Channel migrants ‘cannibalize’ communities and threaten cultural cohesiveness, warns UK immigration minister

FILE - Migrants successfully cross the English Channel to reach the U.K. from the European mainland.
By Thomas Brooke
4 Min Read

The surge of new arrivals illegally entering Britain via the English Channel over the past few years has threatened cultural cohesiveness, and the British government should “heed the warning” of anti-mass migration protests across the country, U.K. Immigration Minister Robert Jenrick has claimed.

In a speech at the Policy Exchange think tank on Tuesday, the Conservative minister said that mass irregular migration will be one of the defining characteristics of the 21st century. He said that while Britain has previously been shielded to an extent from the wider crisis affecting Europe due to its geographical proximity, just across the English Channel, which he states was “once a barrier more impenetrable than any wall,” the stretch of water is now seen as a “gateway for those in search of better economic prospects” due to living in an age of “cheap manufactured goods, transnational smuggling gangs, and instant communications.”

Jenrick warned attendees of the “damaging effects on social trust and cohesion from uncontrolled migration,” and spoke of meeting with local residents of the affected area of Dover in southeast England where the majority of illegal migrants land who he said now feel “abandoned by the authorities and estranged from their neighborhood.”

“Put simply: Excessive, uncontrolled migration threatens to cannibalize the compassion of the British public,” the minister said.

“Those crossing tend to have completely different lifestyles and values to those in the U.K. — and tend to settle in already hyper-diverse areas, undermining the cultural cohesiveness that binds diverse groups together and makes our multi-ethnic democracy successful.

“The current numbers of people arriving here illegally surpass any reasonable number the state could be expected to provide for or integrate successfully into our national community,” he added.

Jenrick offered his remarks as the government prepares to bring its Illegal Migration Bill back to parliament on Wednesday, legislation the minister claimed would “end this injustice of illegal migration and secure our borders.”

He explained the new law enables the detention of illegal arrivals, without bail or judicial review within the first 28 days of detention, until they can be removed.
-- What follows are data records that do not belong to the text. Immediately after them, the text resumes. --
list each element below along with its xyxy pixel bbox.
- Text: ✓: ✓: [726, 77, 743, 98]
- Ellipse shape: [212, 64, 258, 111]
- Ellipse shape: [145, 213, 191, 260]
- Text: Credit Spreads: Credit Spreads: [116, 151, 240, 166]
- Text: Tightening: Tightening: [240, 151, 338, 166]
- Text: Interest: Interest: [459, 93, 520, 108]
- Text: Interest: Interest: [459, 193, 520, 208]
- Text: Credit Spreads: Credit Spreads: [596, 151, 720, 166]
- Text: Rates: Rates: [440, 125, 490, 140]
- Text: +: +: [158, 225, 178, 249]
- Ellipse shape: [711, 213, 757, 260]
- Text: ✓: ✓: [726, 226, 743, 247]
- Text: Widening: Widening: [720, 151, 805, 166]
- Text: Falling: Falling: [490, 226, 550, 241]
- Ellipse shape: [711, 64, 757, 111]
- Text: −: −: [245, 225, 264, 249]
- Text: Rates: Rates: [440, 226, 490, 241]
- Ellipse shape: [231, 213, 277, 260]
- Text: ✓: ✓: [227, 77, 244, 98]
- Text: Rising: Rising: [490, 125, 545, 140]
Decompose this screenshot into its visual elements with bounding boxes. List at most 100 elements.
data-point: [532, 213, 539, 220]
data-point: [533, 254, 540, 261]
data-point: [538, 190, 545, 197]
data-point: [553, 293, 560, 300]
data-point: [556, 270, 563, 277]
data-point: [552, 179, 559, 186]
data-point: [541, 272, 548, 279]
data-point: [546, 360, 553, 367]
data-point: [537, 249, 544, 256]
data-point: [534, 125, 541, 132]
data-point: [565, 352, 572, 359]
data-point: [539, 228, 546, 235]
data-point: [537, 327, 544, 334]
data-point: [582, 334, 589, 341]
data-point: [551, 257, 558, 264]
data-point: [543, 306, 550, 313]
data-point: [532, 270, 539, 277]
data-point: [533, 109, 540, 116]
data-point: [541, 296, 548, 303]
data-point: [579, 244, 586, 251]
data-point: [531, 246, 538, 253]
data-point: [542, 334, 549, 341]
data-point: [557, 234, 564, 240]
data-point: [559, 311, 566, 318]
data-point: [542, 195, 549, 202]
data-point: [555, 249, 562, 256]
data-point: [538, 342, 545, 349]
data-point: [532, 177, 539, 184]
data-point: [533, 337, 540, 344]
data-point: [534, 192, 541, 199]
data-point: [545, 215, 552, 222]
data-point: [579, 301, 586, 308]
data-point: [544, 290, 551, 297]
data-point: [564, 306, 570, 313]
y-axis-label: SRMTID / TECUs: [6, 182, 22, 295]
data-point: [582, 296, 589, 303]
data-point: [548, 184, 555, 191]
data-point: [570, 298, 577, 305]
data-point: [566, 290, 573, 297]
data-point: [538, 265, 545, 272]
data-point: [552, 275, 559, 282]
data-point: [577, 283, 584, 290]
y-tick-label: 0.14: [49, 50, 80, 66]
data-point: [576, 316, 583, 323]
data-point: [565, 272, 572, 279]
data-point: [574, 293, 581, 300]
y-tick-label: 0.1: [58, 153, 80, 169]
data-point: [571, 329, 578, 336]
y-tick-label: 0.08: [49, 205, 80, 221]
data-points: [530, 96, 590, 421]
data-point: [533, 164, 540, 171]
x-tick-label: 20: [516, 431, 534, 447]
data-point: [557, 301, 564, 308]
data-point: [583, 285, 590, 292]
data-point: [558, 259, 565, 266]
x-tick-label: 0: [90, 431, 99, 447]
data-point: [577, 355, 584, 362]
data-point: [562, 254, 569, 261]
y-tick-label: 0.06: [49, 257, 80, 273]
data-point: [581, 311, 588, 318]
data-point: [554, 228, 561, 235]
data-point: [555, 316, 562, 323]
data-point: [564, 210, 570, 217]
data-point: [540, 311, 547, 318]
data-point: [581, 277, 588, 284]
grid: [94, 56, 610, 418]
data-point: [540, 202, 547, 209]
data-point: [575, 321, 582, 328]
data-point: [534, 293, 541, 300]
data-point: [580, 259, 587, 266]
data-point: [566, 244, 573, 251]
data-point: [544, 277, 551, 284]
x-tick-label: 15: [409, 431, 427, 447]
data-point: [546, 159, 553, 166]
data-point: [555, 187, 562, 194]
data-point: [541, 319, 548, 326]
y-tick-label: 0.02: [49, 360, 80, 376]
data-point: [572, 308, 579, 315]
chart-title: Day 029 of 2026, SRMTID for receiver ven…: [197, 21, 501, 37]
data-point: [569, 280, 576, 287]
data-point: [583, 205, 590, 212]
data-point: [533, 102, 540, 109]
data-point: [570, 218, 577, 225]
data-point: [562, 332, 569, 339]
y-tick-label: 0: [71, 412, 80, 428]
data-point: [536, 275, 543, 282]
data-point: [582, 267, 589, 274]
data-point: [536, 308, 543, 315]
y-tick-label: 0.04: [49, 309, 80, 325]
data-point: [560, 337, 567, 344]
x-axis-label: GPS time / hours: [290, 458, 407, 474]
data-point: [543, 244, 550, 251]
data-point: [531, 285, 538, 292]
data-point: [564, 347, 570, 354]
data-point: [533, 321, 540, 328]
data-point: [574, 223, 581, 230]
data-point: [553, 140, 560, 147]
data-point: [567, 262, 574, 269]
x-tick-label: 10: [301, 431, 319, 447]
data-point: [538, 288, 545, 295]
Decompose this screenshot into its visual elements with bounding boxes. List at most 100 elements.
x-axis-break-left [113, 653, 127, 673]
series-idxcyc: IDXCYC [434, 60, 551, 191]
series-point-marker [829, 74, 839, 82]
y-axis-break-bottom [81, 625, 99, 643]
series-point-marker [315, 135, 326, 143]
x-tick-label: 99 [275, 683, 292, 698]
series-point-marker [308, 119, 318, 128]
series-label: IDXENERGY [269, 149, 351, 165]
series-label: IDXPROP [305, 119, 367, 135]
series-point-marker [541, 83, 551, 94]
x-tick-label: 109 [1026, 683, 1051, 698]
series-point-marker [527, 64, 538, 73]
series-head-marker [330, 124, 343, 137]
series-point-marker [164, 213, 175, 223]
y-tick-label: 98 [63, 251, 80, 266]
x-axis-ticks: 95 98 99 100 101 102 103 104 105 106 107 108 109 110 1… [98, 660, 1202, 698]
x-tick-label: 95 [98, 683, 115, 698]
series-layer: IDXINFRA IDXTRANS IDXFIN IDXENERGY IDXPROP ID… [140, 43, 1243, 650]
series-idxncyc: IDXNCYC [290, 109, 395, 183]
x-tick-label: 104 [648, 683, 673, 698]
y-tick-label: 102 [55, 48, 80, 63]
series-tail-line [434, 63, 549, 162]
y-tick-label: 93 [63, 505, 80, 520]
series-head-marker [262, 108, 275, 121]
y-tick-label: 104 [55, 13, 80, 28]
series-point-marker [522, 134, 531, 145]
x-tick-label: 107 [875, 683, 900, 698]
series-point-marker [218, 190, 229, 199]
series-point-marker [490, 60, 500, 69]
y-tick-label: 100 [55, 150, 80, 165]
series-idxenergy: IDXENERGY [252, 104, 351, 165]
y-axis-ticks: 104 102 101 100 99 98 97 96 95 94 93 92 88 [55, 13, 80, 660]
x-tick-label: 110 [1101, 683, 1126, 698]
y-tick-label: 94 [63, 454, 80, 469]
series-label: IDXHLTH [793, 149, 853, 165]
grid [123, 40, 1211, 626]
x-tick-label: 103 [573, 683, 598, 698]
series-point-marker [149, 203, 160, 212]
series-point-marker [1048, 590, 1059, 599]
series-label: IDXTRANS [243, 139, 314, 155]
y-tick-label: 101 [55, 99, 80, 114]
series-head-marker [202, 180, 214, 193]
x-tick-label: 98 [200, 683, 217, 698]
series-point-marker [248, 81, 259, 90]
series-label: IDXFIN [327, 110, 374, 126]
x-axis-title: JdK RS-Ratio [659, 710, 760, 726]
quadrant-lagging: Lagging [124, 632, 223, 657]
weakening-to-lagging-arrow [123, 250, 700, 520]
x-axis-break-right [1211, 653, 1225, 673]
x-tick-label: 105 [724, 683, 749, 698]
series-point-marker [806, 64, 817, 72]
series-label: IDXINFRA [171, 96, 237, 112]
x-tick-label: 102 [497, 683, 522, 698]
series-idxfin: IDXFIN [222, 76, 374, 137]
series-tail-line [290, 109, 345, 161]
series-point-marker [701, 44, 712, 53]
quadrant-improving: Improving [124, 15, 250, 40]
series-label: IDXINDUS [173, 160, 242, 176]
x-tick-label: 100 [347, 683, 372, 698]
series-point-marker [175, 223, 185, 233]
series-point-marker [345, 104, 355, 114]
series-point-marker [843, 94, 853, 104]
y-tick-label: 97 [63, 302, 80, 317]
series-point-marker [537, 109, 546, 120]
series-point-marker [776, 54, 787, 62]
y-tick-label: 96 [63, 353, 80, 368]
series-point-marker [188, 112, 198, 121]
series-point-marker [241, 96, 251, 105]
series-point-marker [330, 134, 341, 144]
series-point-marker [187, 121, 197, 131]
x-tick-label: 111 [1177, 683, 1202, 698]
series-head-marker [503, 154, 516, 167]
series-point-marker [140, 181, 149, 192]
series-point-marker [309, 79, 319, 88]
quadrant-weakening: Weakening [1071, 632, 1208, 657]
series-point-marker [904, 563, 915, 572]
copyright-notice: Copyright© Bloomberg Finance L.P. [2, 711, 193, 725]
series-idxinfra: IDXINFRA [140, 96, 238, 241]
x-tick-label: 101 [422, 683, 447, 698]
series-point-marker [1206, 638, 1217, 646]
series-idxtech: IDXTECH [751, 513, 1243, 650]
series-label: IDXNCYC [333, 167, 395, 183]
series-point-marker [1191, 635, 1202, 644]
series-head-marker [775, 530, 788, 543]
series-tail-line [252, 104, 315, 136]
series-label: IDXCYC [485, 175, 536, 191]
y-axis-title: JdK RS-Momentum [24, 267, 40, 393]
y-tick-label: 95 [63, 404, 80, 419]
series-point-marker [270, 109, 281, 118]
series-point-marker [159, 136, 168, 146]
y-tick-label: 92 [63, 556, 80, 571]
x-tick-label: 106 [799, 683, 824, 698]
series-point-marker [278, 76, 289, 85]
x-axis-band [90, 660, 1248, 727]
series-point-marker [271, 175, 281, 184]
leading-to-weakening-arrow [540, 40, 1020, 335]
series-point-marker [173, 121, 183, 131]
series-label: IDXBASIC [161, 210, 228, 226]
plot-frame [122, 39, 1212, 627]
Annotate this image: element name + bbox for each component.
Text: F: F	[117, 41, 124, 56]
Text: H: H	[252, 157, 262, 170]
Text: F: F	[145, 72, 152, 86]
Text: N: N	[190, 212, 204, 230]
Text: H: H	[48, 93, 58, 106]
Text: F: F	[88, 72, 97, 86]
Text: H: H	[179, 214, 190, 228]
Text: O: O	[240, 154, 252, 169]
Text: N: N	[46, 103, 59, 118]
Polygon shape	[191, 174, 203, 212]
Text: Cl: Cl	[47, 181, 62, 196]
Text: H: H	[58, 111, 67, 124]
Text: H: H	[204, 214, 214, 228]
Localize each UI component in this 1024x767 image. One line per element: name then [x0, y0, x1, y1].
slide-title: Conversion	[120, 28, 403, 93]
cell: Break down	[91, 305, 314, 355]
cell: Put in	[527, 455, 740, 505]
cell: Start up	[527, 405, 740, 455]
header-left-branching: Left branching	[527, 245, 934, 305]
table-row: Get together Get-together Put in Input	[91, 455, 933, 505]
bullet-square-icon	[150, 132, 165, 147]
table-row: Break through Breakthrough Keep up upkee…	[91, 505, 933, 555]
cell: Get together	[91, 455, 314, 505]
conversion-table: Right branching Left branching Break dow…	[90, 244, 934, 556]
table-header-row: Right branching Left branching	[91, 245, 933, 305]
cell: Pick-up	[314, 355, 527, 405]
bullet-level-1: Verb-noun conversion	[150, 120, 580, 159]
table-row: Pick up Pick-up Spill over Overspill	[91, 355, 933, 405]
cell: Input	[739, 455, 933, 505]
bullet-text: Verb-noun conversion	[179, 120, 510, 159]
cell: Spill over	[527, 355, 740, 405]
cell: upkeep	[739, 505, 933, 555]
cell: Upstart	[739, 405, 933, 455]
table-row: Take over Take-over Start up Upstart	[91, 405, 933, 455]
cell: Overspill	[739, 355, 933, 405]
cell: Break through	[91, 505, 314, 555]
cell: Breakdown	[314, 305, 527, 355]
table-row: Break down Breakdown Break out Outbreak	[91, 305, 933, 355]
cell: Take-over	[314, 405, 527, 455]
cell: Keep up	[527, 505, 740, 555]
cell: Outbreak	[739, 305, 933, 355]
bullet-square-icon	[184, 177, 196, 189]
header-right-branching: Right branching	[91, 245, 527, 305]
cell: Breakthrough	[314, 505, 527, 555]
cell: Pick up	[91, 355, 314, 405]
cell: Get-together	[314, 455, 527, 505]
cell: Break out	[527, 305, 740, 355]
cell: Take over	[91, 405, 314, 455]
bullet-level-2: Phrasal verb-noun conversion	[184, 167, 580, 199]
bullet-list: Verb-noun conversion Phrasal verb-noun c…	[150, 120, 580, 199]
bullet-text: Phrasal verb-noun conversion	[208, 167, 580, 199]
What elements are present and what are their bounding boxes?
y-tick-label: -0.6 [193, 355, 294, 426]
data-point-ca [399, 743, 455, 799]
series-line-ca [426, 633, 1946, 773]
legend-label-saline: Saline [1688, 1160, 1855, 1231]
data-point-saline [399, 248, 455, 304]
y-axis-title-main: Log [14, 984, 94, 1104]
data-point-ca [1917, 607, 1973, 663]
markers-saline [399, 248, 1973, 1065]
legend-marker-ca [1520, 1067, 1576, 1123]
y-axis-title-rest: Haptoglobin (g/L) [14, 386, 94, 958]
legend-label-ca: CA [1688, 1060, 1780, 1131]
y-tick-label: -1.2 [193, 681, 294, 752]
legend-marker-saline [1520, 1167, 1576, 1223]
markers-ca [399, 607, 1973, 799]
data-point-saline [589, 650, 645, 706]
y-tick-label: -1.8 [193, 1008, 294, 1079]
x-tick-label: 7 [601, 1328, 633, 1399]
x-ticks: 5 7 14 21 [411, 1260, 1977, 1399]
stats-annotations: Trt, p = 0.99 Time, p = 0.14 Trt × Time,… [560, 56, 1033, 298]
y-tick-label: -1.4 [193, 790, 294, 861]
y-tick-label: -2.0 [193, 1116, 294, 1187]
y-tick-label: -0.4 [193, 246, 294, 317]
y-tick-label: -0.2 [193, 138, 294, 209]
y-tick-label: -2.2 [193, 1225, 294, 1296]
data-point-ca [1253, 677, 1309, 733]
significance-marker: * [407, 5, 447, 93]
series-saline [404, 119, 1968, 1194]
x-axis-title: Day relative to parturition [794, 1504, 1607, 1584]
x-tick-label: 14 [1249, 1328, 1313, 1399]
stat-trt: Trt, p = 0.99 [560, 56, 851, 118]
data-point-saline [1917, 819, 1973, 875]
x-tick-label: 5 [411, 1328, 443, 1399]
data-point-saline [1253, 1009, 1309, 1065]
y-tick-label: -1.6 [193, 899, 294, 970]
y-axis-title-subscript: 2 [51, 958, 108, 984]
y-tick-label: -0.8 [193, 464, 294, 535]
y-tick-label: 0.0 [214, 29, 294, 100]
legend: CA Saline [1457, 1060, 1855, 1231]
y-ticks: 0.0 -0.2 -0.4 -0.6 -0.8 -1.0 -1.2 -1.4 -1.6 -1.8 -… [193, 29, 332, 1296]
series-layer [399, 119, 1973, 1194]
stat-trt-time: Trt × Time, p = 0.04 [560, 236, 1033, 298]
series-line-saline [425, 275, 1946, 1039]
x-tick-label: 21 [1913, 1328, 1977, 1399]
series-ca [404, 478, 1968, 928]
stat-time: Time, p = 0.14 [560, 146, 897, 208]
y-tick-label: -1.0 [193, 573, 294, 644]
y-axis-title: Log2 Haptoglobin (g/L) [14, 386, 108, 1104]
New powers will also be conferred to make provisions to scientifically assess the age of migrants claiming to be minors, “and in certain circumstances allows us to take an automatic assumption of adulthood from those who refuse a scientific age assessment.”

“The bill has a simple principle: If you arrive in the U.K. illegally there should be no route to a life in the U.K.

“You will be returned home or removed to a safe third country – and once removed, only in the most exceptional of circumstances will those that have arrived illegally be permitted leave to enter the U.K.,” Jenrick added.

Home Secretary Suella Braverman defended Jenrick’s remarks on Wednesday morning’s media cycle amid outrage from humanitarian groups and left-wing campaigners.

“I think that the people coming here illegally do possess values which are at odds with our country,” Braverman stated when asked for her opinion on her minister’s speech.

“We are seeing heightened levels of criminality when related to the people who’ve come on boats related to drug dealing, exploitation, prostitution.

“There are real challenges which go beyond the migration issue of people coming here illegally. We need to ensure that we bring an end to the boat crossings,” she added.